The planet is warming. This puts at risk our physical and financial well-being as well as our wallets.
Last Friday, thirteen federal agencies published a major report declaring that climate change poses a threat to Americans’ health and economic well-being. More than 300 experts compiled the report. It outlines a number of effects that climate change can have on Americans’ health and economic well-being.
The Fourth National Climate Assessment Volume II authors wrote that climate change will cause increasing losses to American property and infrastructure, and hinder economic growth in the next century.
William Nordhaus & Paul Romer were awarded the 2018 Nobel Prize for Economics Science. Their work emphasizes the importance and necessity of sustainable economic growth, as well as an economic system that considers climate change.
According to the Royal Swedish Academy of Sciences, the two economists have “designed methods for addressing some of today’s most pressing and fundamental questions about how we can create long-term sustained economic growth.”
According to the Government Accountability Office, climate change has cost taxpayers over $350 billion in the last decade. This is according to a report that was released last year by the nonpartisan federal watchdog. This figure will rise to $35 billion annually by 2050. The costs include cleanup and disaster assistance for flooding and storms. These are expected to rise with rising temperatures.
These estimates are made as the world experienced the hottest year ever in 2016, when temperatures reached 1.78 degrees Fahrenheit higher than the mid-century average. Global temperatures could rise by 7 degrees Fahrenheit in the 21st Century, according to scientists. Cities are building sea walls to protect their infrastructure from the effects of climate change.

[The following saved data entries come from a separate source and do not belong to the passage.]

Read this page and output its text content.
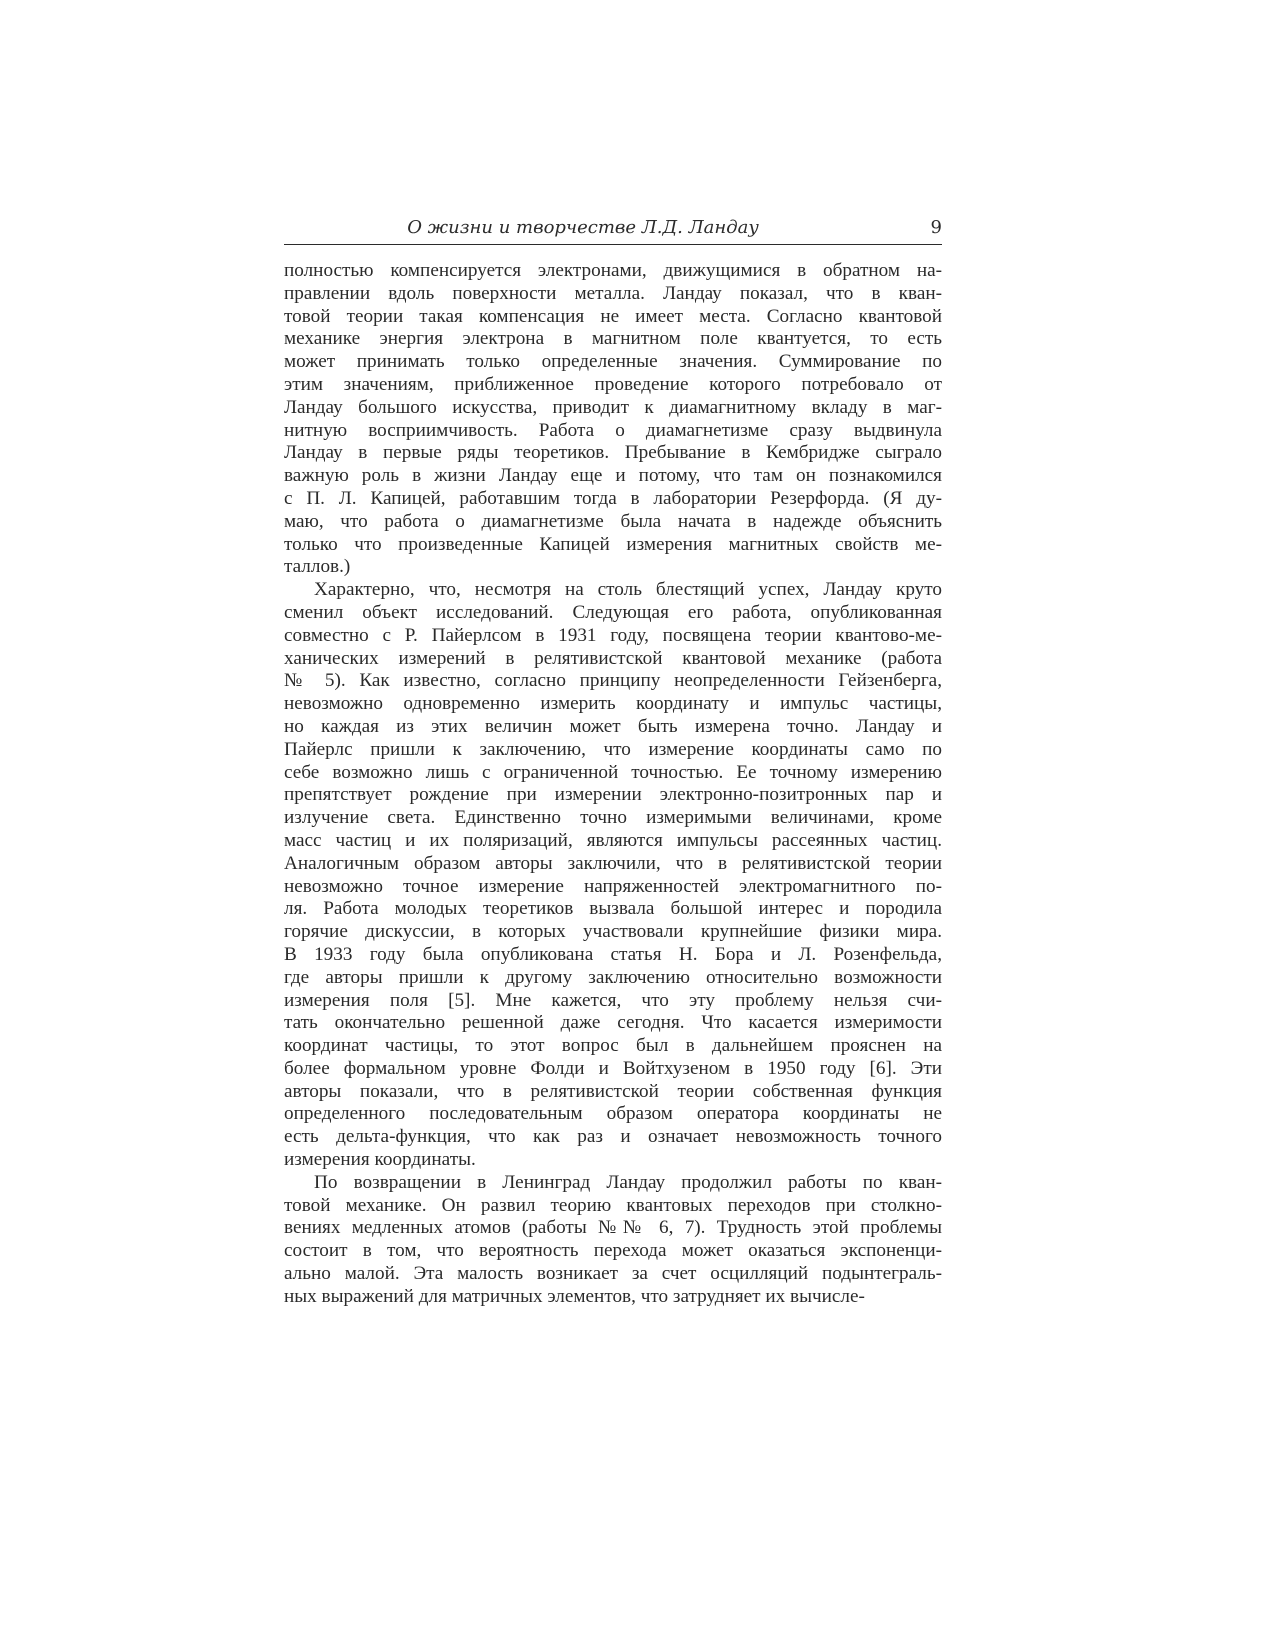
О жизни и творчестве Л.Д. Ландау	9
полностью компенсируется электронами, движущимися в обратном на-
правлении вдоль поверхности металла. Ландау показал, что в кван-
товой теории такая компенсация не имеет места. Согласно квантовой
механике энергия электрона в магнитном поле квантуется, то есть
может принимать только определенные значения. Суммирование по
этим значениям, приближенное проведение которого потребовало от
Ландау большого искусства, приводит к диамагнитному вкладу в маг-
нитную восприимчивость. Работа о диамагнетизме сразу выдвинула
Ландау в первые ряды теоретиков. Пребывание в Кембридже сыграло
важную роль в жизни Ландау еще и потому, что там он познакомился
с П. Л. Капицей, работавшим тогда в лаборатории Резерфорда. (Я ду-
маю, что работа о диамагнетизме была начата в надежде объяснить
только что произведенные Капицей измерения магнитных свойств ме-
таллов.)
Характерно, что, несмотря на столь блестящий успех, Ландау круто
сменил объект исследований. Следующая его работа, опубликованная
совместно с Р. Пайерлсом в 1931 году, посвящена теории квантово-ме-
ханических измерений в релятивистской квантовой механике (работа
№ 5). Как известно, согласно принципу неопределенности Гейзенберга,
невозможно одновременно измерить координату и импульс частицы,
но каждая из этих величин может быть измерена точно. Ландау и
Пайерлс пришли к заключению, что измерение координаты само по
себе возможно лишь с ограниченной точностью. Ее точному измерению
препятствует рождение при измерении электронно-позитронных пар и
излучение света. Единственно точно измеримыми величинами, кроме
масс частиц и их поляризаций, являются импульсы рассеянных частиц.
Аналогичным образом авторы заключили, что в релятивистской теории
невозможно точное измерение напряженностей электромагнитного по-
ля. Работа молодых теоретиков вызвала большой интерес и породила
горячие дискуссии, в которых участвовали крупнейшие физики мира.
В 1933 году была опубликована статья Н. Бора и Л. Розенфельда,
где авторы пришли к другому заключению относительно возможности
измерения поля [5]. Мне кажется, что эту проблему нельзя счи-
тать окончательно решенной даже сегодня. Что касается измеримости
координат частицы, то этот вопрос был в дальнейшем прояснен на
более формальном уровне Фолди и Войтхузеном в 1950 году [6]. Эти
авторы показали, что в релятивистской теории собственная функция
определенного последовательным образом оператора координаты не
есть дельта-функция, что как раз и означает невозможность точного
измерения координаты.
По возвращении в Ленинград Ландау продолжил работы по кван-
товой механике. Он развил теорию квантовых переходов при столкно-
вениях медленных атомов (работы №№ 6, 7). Трудность этой проблемы
состоит в том, что вероятность перехода может оказаться экспоненци-
ально малой. Эта малость возникает за счет осцилляций подынтеграль-
ных выражений для матричных элементов, что затрудняет их вычисле-
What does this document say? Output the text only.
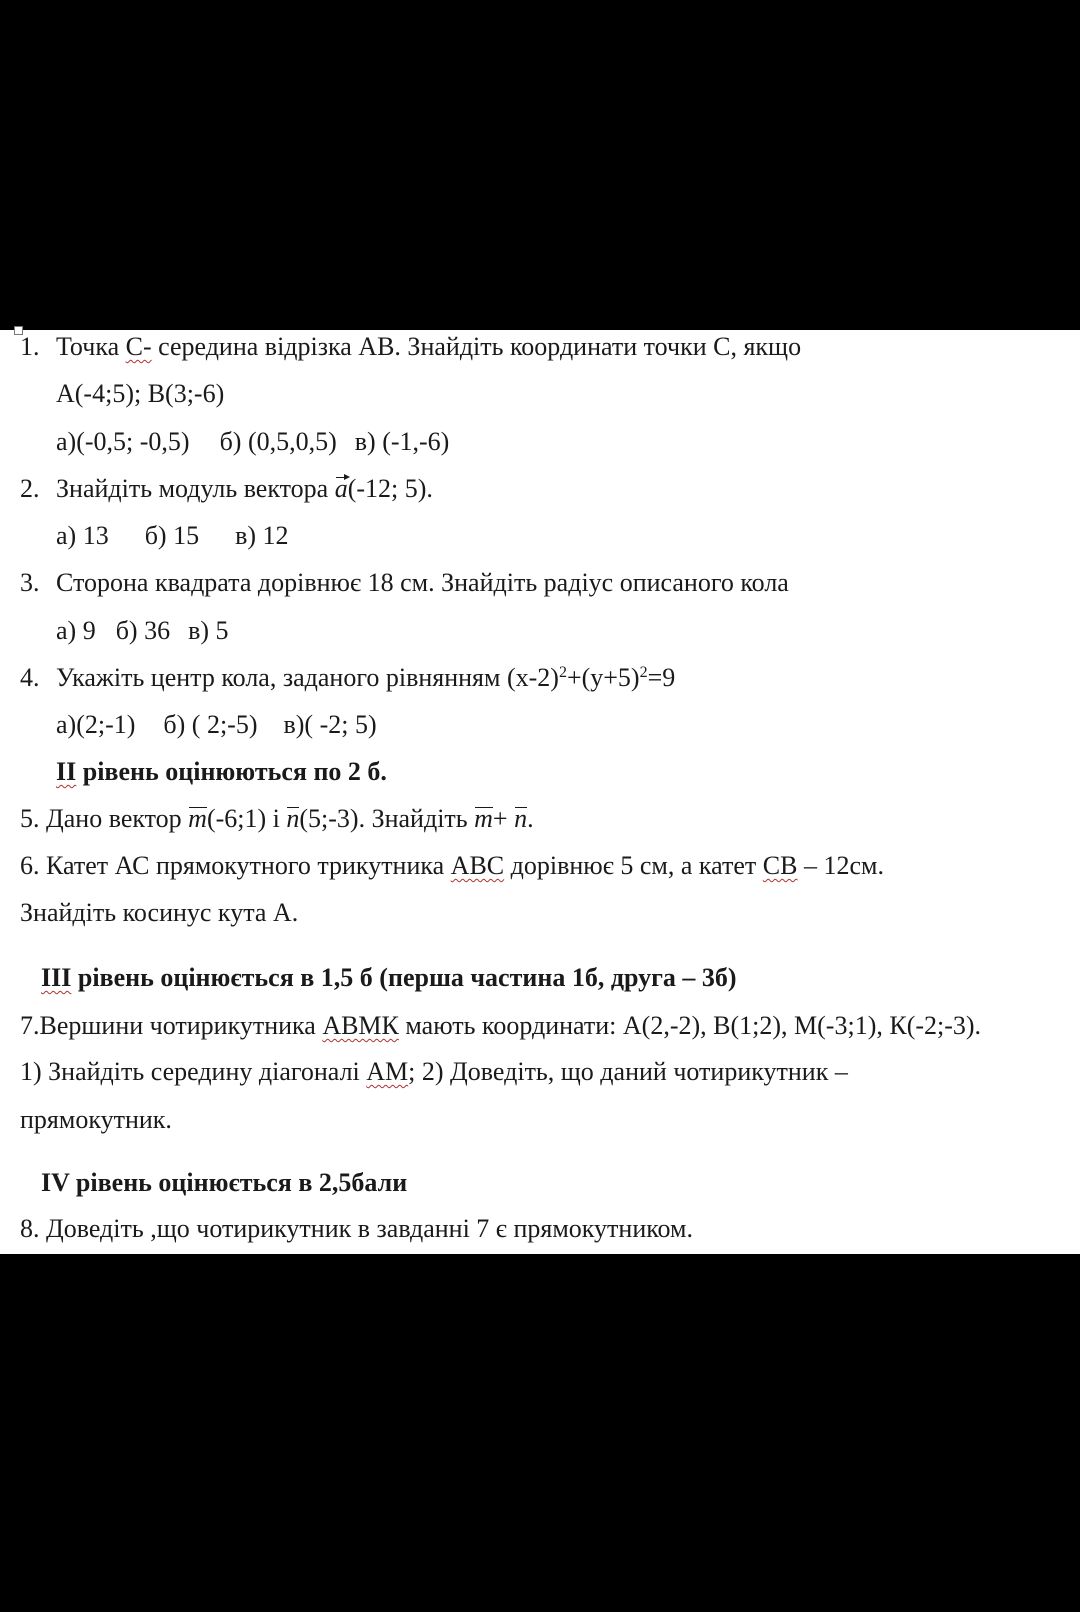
1. Точка С- середина відрізка АВ. Знайдіть координати точки С, якщо
А(-4;5); В(3;-6)
а)(-0,5; -0,5) б) (0,5,0,5) в) (-1,-6)
2. Знайдіть модуль вектора a(-12; 5).
а) 13 б) 15 в) 12
3. Сторона квадрата дорівнює 18 см. Знайдіть радіус описаного кола
а) 9 б) 36 в) 5
4. Укажіть центр кола, заданого рівнянням $(х-2)^2+(у+5)^2=9$
а)(2;-1) б) ( 2;-5) в)( -2; 5)
ІІ рівень оцінюються по 2 б.
5. Дано вектор m(-6;1) і n(5;-3). Знайдіть m+ n.
6. Катет АС прямокутного трикутника АВС дорівнює 5 см, а катет СВ – 12см.
Знайдіть косинус кута А.
ІІІ рівень оцінюється в 1,5 б (перша частина 1б, друга – 3б)
7.Вершини чотирикутника АВМК мають координати: А(2,-2), В(1;2), М(-3;1), К(-2;-3).
1) Знайдіть середину діагоналі АМ; 2) Доведіть, що даний чотирикутник –
прямокутник.
IV рівень оцінюється в 2,5бали
8. Доведіть ,що чотирикутник в завданні 7 є прямокутником.
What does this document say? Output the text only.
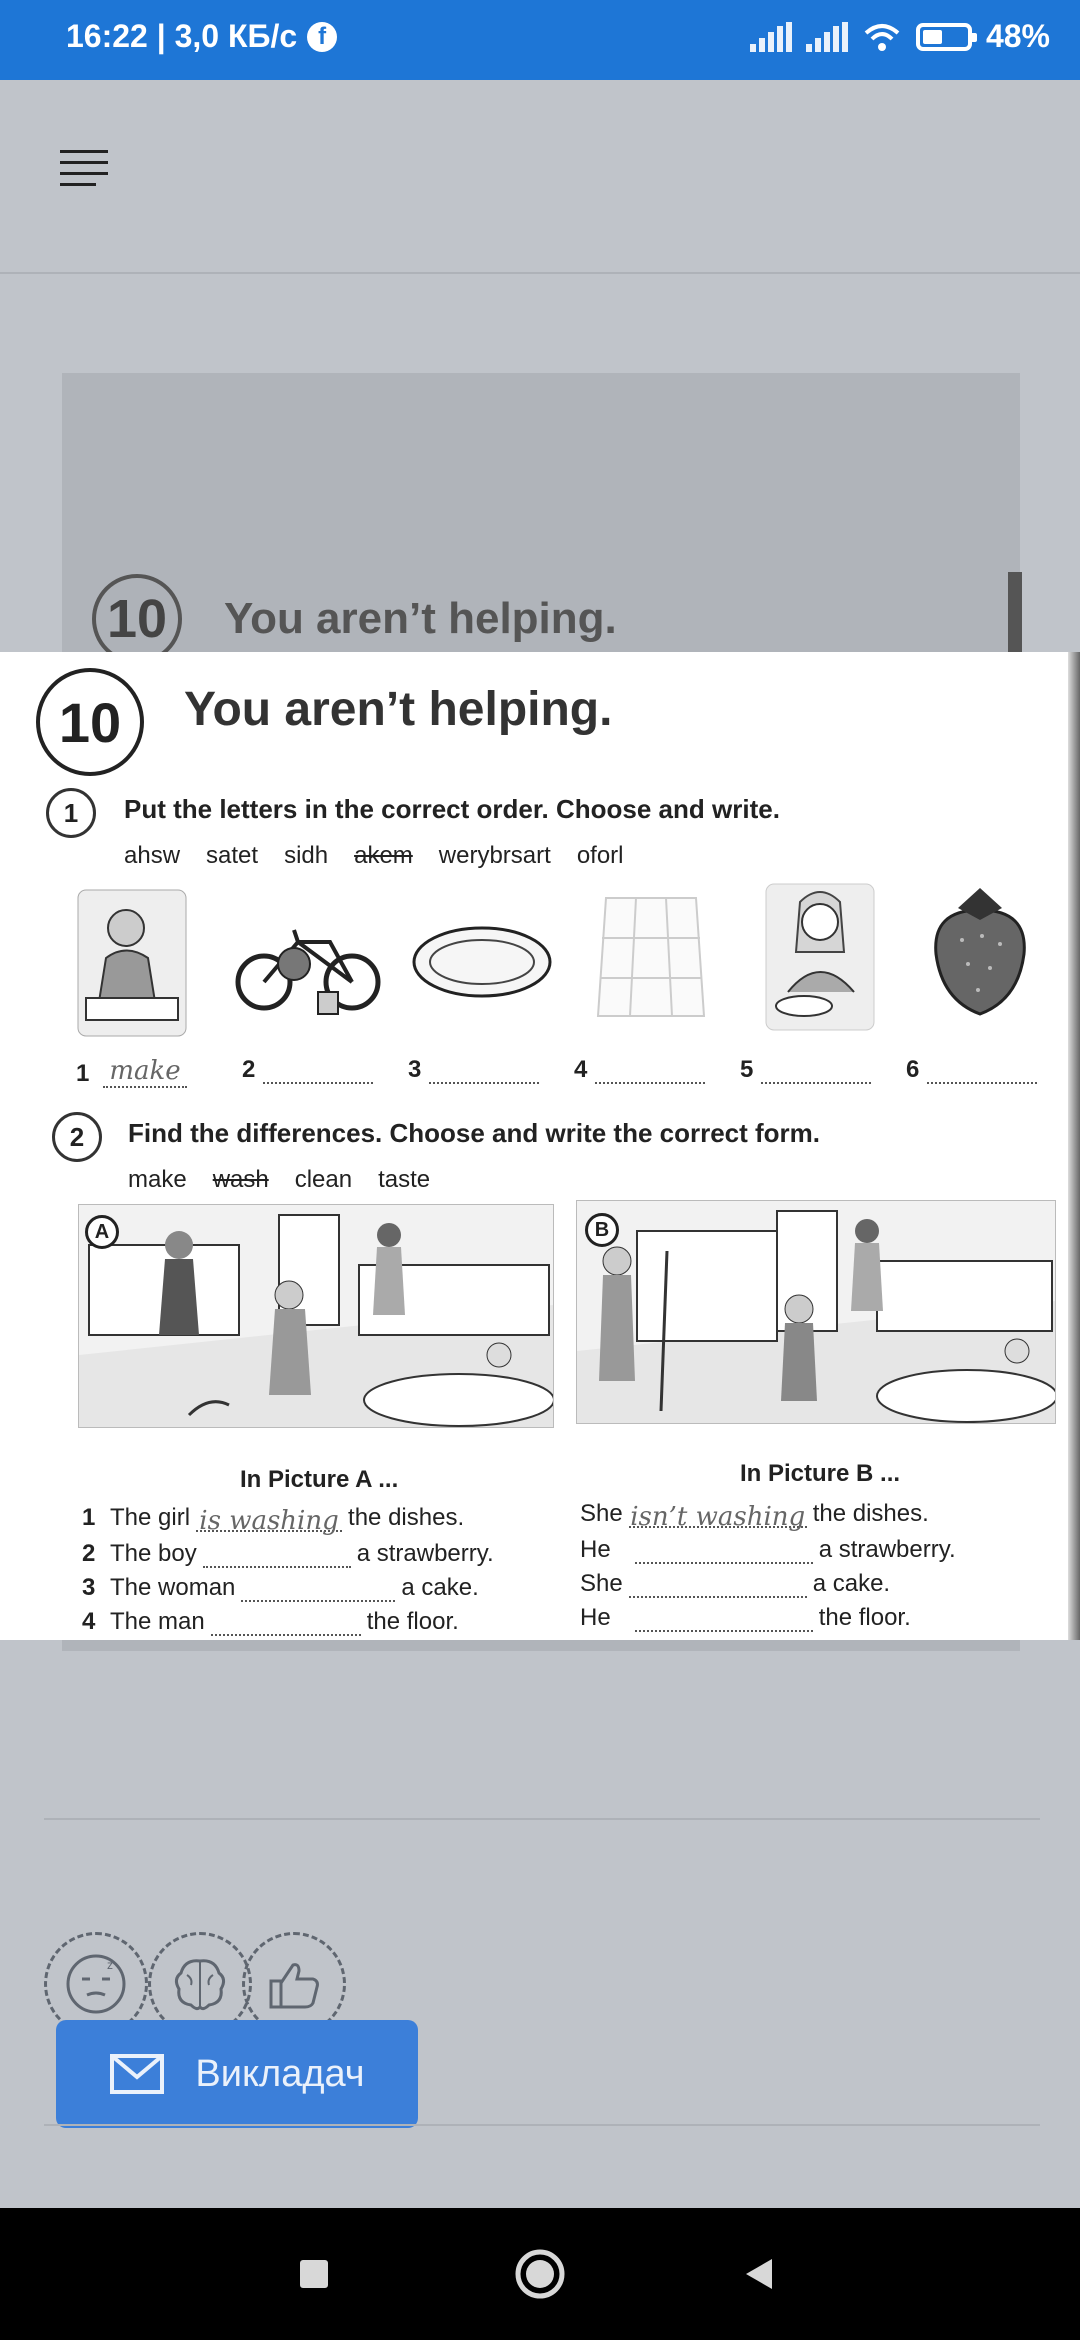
16:22 | 3,0 КБ/с f	48%
10	You aren’t helping.
10	You aren’t helping.
1	Put the letters in the correct order. Choose and write.
ahsw satet sidh akem werybrsart oforl
1 make	2	3	4	5	6
2	Find the differences. Choose and write the correct form.
make wash clean taste
A	B
In Picture A ...	In Picture B ...
1 The girl is washing the dishes.
2 The boy	a strawberry.
3 The woman	a cake.
4 The man	the floor.
She isn’t washing the dishes.
He	a strawberry.
She	a cake.
He	the floor.
z
Викладач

The most immediate environmental effects of rising temperatures are likely to be the most visible, but the more subtle effects on our pockets may be just as worrying, according to David Stookey. Stookey is the author of ” Climate Proof Your Personal Finances“, which he co-authored with the Savvy Families Institute (an organization he runs that is based out of Rhode Island).
“Relatively few Americans will be affected by America’s physical problems”
He said that a greater number of people will experience financial problems. “The financial risks are much greater than the physical risks.” This generation.
Many people, including President Donald Trump are skeptical about the idea of climate change. However, more that 90% of scientists agree it’s real and caused by humans.
We don’t know how climate change will affect us and how we will slow it down but we can take steps now to prepare our finances.
Here are 6 quick ways to combat this phenomenon.
1. Re-evaluate your budget
2. Straighten out your insurance
3. Choose a job that is climate-safe
4. You can heat-proof your investments
5. Climateproof your home
6. Make a move
Stookey stated that adapting is the most important thing. He stated that the effects of global warming will have a local impact. One town may be completely unaffected, but its neighbor could be in serious trouble. “People should start to plan for the risks.”